フォーエバー21:ダンスビデオ・コンテストで1万ドルの奨学金

フォーエバー21のダンスコンテストのプロモーション

 フォーエバー21は、以前行ったホールビデオコンテストに続き、今回は商品券では無く奨学金を提供しようと言う異質のプロモーション。その条件として、①:F21のフェースブック若しくはグーグル+をフォローする。②5分以内のクールなダンスビデオを作る。③インスタグラム、フェースブック、ユーチューブ、グーグル+等に、#F21STATEMENTPIECEを付けてダンス動画を投稿するというもの。コンテスト期間内であれば、複数のSNSへの投稿が可能なので、使用していなSNSの講座を作ってフォローする人もいるのでしょう。ハッシュタグをいれて、インスタグラムで検索してみた所、2014件。個人やカップルで投稿している人もかなりありますが、同社のプロモビデオの様に、ダンスだけでなく、ファッション性も重視されるのでしょうか。このプロモでのメリットとして考えられるのは、F21のSNSのフォロワーを増す事、参加者のSNSフォロワー達がダンスビデオを見る事による話題性と宣伝効果。
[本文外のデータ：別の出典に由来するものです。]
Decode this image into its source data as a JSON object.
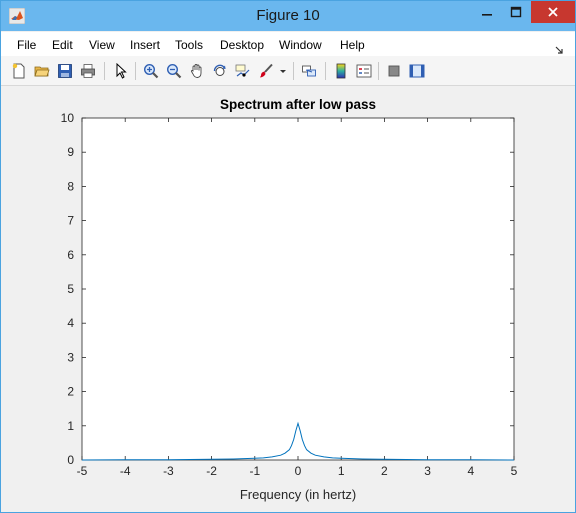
{
  "window": {
    "title": "Figure 10"
  },
  "menu": {
    "items": [
      "File",
      "Edit",
      "View",
      "Insert",
      "Tools",
      "Desktop",
      "Window",
      "Help"
    ]
  },
  "toolbar": {
    "icons": [
      "new-figure-icon",
      "open-file-icon",
      "save-icon",
      "print-icon",
      "pointer-icon",
      "zoom-in-icon",
      "zoom-out-icon",
      "pan-hand-icon",
      "rotate-3d-icon",
      "data-cursor-icon",
      "brush-icon",
      "link-plot-icon",
      "colorbar-icon",
      "legend-icon",
      "hide-plot-tools-icon",
      "show-plot-tools-icon"
    ]
  },
  "colors": {
    "titlebar": "#6ab7ee",
    "close_button": "#c7372f",
    "series": "#0072bd"
  },
  "chart_data": {
    "type": "line",
    "title": "Spectrum after low pass",
    "xlabel": "Frequency (in hertz)",
    "ylabel": "",
    "xlim": [
      -5,
      5
    ],
    "ylim": [
      0,
      10
    ],
    "xticks": [
      "-5",
      "-4",
      "-3",
      "-2",
      "-1",
      "0",
      "1",
      "2",
      "3",
      "4",
      "5"
    ],
    "yticks": [
      "0",
      "1",
      "2",
      "3",
      "4",
      "5",
      "6",
      "7",
      "8",
      "9",
      "10"
    ],
    "grid": false,
    "series": [
      {
        "x": [
          -5,
          -4,
          -3,
          -2,
          -1.5,
          -1,
          -0.8,
          -0.6,
          -0.4,
          -0.3,
          -0.2,
          -0.15,
          -0.1,
          -0.05,
          0,
          0.05,
          0.1,
          0.15,
          0.2,
          0.3,
          0.4,
          0.6,
          0.8,
          1,
          1.5,
          2,
          3,
          4,
          5
        ],
        "y": [
          0.0,
          0.005,
          0.01,
          0.02,
          0.03,
          0.05,
          0.06,
          0.09,
          0.14,
          0.2,
          0.3,
          0.42,
          0.6,
          0.85,
          1.07,
          0.85,
          0.6,
          0.42,
          0.3,
          0.2,
          0.14,
          0.09,
          0.06,
          0.05,
          0.03,
          0.02,
          0.01,
          0.005,
          0.0
        ]
      }
    ]
  }
}
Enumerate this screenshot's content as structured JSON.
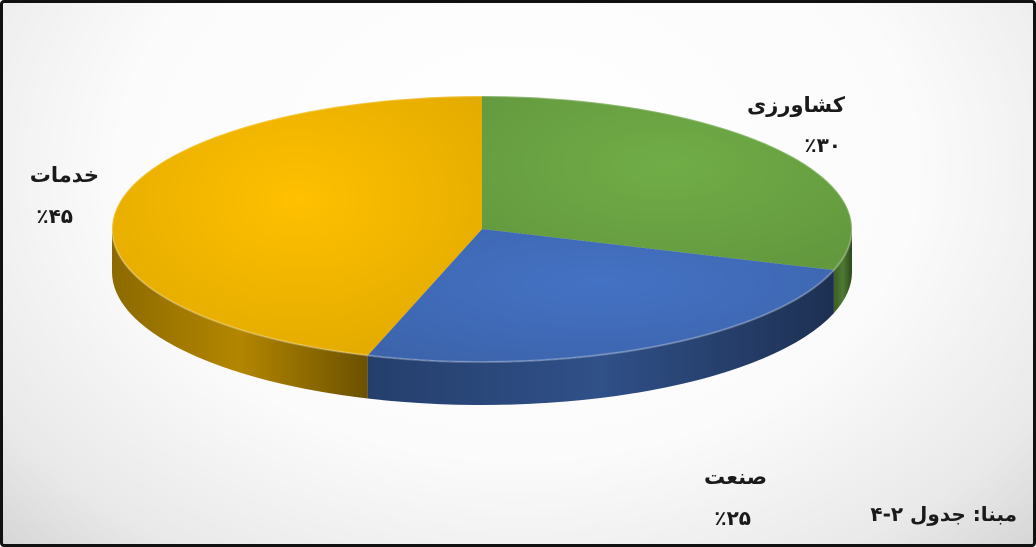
{
  "chart_data": {
    "type": "pie",
    "title": "",
    "slices": [
      {
        "label": "کشاورزی",
        "value": 30,
        "value_label": "٪۳۰",
        "color": "#70AD47"
      },
      {
        "label": "صنعت",
        "value": 25,
        "value_label": "٪۲۵",
        "color": "#4472C4"
      },
      {
        "label": "خدمات",
        "value": 45,
        "value_label": "٪۴۵",
        "color": "#FFC000"
      }
    ],
    "style": "3d",
    "legend": "none"
  },
  "source_note": "مبنا: جدول ۲-۴"
}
エアロポステール・アバクロ:消費者に歩み寄ります型キャンペーン

エアロポステールのプロモーション&店頭デイスプレイ

 ファッションや、ライフスタイルの変化により、10-20代の客層を逃し苦戦している企業ですが、この商戦でどの様な対応をしているのか。 “You’ve changed, so, we’ve changed!”と宣伝に使ったのが、エアロポステール。あなた方が変わったのなら、私達も変わりますとばかりSNSを利用したでヘビープロモーションを行い、まさに今のジェネレーション代表のユーチューブスター、18歳のベサニー・モータとタイアップした、”AERO NOW“キャンペーン。 A&F では控えめなロゴ使用に、トレンドミックス&ミリタリーや、グランジファッション、ミュージックフェスをイメージしたボヘミアンルックやレギンス等、トレンドを重視した商品アソートで対応。まだ少量ですが、今まで封印してきた黒も展開するというポリシーも崩した消費者歩み寄り路線。H&MやF21から奪却するには時間がかかりそうです。そして3A’s最後のブランド、アメリカンイーグルでは、デニムジーンズ押しで、ジェギング等、全て、“30ドル以下”のセール。スキニージーンズは依然、需要がありますが、ヨガウエア等、アクティブウエア人気で、ティーンのジーンズ離れが深刻。

 

 その他、ユニクロはB-T-S向けのプロモは特になく、ウェブで購入の際、50ドル以上の購入で、送料無料のみ。デパートの中で、先物セール販売に効果をあげていたのが、ノードストロームのアニバーサリーセール。秋物の新作商品が最大40%オフとあり、店頭ではかなりの利用者がありました。スクールが始まるまで残り数週間となり、これ以降は残りのバジェットに合わせ、セール商品を探す消費者が増える事が予想されます。インターネット、モバイルからの売り上げをどこまで延ばすかがポイントになってきそうです。